05 · EBITDA Trajectory
Year 1
(0.20)
BDT Mn EBITDA
-5% margin on BDT 4.0 Mn
Year 2
3.20
BDT Mn EBITDA
20% margin on BDT 16.0 Mn
Year 3
15.75
BDT Mn EBITDA
35% margin on BDT 45.0 Mn
Year 4
31.50
BDT Mn EBITDA
42% margin on BDT 75.0 Mn
Year 5
49.50
BDT Mn EBITDA
45% margin on BDT 110.0 Mn
06 · Key Assumptions
Revenue Currency
Primarily USD (Stripe / Paddle / App Stores); converted at BDT 122/USD.
COGS
22% of revenue — GPU inference, cloud, PSP, app-store fees.
EBITDA Margin Path
Y1 −5% (investment), Y2 20%, Y3 35%, Y4 42%, Y5 45%.

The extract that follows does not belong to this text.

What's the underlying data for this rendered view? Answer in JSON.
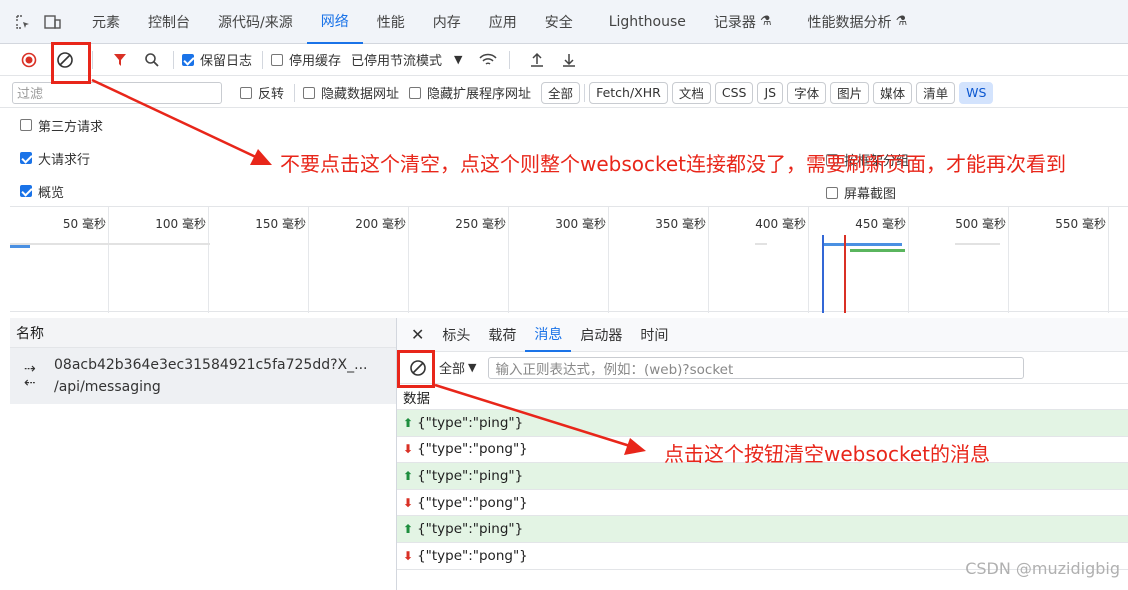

Depreciation & Amortisation
Straight-line over 5 years on capitalised software & equipment.
Interest
BDT 20 Mn facility at ~7% p.a., amortising — declining interest expense.
Tax Rate
27.5% — Bangladesh corporate tax for non-listed companies.
Capex
Front-loaded engineering build-out, tapering as products stabilise.
Working Capital
10% of incremental annual revenue.
Discount Rate (WACC)
14% — blended Bangladesh equity risk premium + senior debt.
Terminal Growth
4% perpetual growth post Year-5 (Gordon model).